The great technical, physical, and psychological difficulty of the operation of extracting people of more or less Semitic appearance and getting them across the General Government border in Małkinia is illustrated by the fact that, after he came to our place, Popławski would rest for two or three days, lying on the bed in his clothes. He would barely talk for days… Apparently, he was waiting for my father’s signal. It was only during his final stay with us that he said that he was scared, that he did not want to go there but he had to because he had made a promise to somebody, and that if he pulled this one off, he would return to us… And it was on that occasion that he did not return. We only learned a few days later that Poles who had been helping the Jews were hanged on the walls of the ghetto – as a warning sign to others.

I believe that the Historical Commission should be in possession of some information and accounts pertaining to which of the Poles were hanged on the walls of the Białystok ghetto in 1943 and under what names.

Residing in the disability pensioners house on Świerkowa Street in Białystok is Stefania Włostowska, my 78-year-old first cousin, a person from the network of generous people, who also selflessly sheltered Kazimierz Popławski and those whom he had extracted from the ghetto. He would send them on a train to Szepietowo, to the Włostowscy’s place, and put them up in the house and the barn. They were anxious, sick, emaciated, and maltreated people. They had to be fed, there being literally a piece of bread and some potatoes to go round, and this was not a farm but a trainman’s house with a potato patch. The wait for a signal from other people in the network and for a proper train to Małkinia typically lasted a couple of days, at which point you would then run in a split second and get on a train operated by a trusted crew, from the manager to the engine driver.
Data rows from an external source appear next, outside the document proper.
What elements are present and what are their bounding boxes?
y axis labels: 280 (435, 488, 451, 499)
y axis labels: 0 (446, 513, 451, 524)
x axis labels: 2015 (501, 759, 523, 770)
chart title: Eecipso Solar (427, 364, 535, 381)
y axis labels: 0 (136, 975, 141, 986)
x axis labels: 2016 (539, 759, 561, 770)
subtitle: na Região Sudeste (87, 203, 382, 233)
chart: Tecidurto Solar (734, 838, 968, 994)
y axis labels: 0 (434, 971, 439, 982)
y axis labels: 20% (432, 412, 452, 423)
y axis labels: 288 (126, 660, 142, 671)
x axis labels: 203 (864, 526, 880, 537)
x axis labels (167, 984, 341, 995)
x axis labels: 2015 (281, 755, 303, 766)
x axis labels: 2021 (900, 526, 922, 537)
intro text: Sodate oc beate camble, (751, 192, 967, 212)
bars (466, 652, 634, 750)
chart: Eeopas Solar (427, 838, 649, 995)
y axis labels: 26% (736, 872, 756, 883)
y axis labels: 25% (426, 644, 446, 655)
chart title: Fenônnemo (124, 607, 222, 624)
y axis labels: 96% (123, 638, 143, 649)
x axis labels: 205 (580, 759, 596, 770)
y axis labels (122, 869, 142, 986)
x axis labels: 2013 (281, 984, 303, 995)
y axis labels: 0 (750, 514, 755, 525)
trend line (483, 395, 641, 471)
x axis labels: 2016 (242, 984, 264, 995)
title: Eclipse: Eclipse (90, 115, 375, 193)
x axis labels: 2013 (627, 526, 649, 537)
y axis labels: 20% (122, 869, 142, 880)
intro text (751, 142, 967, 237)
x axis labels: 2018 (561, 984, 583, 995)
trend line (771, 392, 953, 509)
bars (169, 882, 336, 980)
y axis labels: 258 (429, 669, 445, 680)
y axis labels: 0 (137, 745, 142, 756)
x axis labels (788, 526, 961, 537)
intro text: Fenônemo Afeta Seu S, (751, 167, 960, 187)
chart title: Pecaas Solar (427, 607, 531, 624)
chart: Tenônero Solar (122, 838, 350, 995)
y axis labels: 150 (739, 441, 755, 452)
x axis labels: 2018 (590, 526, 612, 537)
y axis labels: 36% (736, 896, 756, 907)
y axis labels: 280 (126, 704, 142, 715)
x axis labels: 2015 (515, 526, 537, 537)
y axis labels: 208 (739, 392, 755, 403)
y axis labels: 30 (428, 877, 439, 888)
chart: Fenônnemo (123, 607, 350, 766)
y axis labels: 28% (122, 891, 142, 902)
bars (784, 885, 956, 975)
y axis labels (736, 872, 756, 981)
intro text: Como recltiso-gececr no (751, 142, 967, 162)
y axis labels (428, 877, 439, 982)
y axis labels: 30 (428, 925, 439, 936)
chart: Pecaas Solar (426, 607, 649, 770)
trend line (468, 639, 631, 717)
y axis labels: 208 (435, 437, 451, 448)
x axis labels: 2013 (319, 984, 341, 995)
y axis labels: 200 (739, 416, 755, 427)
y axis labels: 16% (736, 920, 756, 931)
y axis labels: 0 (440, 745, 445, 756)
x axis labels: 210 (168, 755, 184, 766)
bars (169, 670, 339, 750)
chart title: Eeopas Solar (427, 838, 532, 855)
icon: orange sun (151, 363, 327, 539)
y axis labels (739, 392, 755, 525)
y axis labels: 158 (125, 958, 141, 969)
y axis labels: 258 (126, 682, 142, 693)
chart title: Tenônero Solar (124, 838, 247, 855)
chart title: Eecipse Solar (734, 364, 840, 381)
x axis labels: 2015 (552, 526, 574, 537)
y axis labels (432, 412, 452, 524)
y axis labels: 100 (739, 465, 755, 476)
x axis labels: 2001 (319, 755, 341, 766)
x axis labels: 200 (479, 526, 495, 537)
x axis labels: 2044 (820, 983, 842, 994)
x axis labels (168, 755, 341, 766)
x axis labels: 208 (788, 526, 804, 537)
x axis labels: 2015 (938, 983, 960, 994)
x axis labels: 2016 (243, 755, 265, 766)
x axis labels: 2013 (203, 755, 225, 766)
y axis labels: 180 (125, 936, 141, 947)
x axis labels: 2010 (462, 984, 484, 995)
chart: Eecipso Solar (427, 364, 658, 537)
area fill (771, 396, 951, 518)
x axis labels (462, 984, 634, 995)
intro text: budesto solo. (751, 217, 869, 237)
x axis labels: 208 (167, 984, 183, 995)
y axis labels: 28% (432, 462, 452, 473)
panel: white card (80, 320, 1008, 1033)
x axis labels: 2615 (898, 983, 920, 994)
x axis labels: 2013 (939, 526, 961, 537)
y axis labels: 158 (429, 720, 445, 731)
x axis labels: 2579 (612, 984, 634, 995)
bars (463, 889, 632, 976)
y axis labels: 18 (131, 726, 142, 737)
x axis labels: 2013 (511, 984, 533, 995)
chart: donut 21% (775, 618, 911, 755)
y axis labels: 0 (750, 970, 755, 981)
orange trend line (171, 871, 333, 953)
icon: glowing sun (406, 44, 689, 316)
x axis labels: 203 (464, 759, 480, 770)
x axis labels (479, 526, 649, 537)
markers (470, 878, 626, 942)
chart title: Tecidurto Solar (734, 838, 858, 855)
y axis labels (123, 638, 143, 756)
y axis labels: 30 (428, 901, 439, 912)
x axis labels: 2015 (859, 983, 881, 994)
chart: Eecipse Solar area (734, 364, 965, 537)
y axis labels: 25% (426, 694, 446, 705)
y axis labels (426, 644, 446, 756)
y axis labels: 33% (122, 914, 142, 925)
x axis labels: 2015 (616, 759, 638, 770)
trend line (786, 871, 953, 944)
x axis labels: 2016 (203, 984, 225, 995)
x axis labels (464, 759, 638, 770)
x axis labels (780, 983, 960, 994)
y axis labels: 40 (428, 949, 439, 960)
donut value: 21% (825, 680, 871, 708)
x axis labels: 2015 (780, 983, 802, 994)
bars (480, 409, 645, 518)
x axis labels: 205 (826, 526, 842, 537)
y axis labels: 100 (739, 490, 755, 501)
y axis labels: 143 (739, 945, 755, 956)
I am categorically stating that neither my father, an engine driver, nor my cousin Stefania Włostowska received any financial remuneration, seeing what they did as basic human decency.

I do not know if Kazimierz Popławski received any money, nor do I know the reason why he did all this and who commissioned him, but I know that he died a tragic death for it. I also know that during the occupation getting people across the border and hiding them took not only a lot of money but also uncommon valor.

I came across Adolf Rudnicki’s book Żywe i martwe morze accidentally. In Złote okna (chapter 12, p. 13), I found a likely hint that ‚Staś Szklany’ is Kazimierz Popławski, “a man you felt you could trust”. The description of this man, the circumstances he was in, and family memories prove that it is him and his actions that Adolf Rudnicki writes about. What the author writes about him in Złote okna is a testimony to the uncommon generosity of this man, for whom not just money but common friendship and solidarity were important.

To conclude, I would like to add that the “feisty brunette” whom Rudnicki mentions, and who undoubtedly helped Popławski in getting people across the border, waited in vain for another month in the Szepietowo house of Włostowscy, fooling herself and struggling to come to terms with the fact that the “master smuggler” had been busted by the Gestapo and would not return. He did not get this batch across the border because he died himself.

I believe that this man’s deeds and his terrible death should be the subject of some historical study that would use his real name: Kazimierz Popławski, b. 1902 in Jabłonna near Warsaw, secondary education, a driver by trade.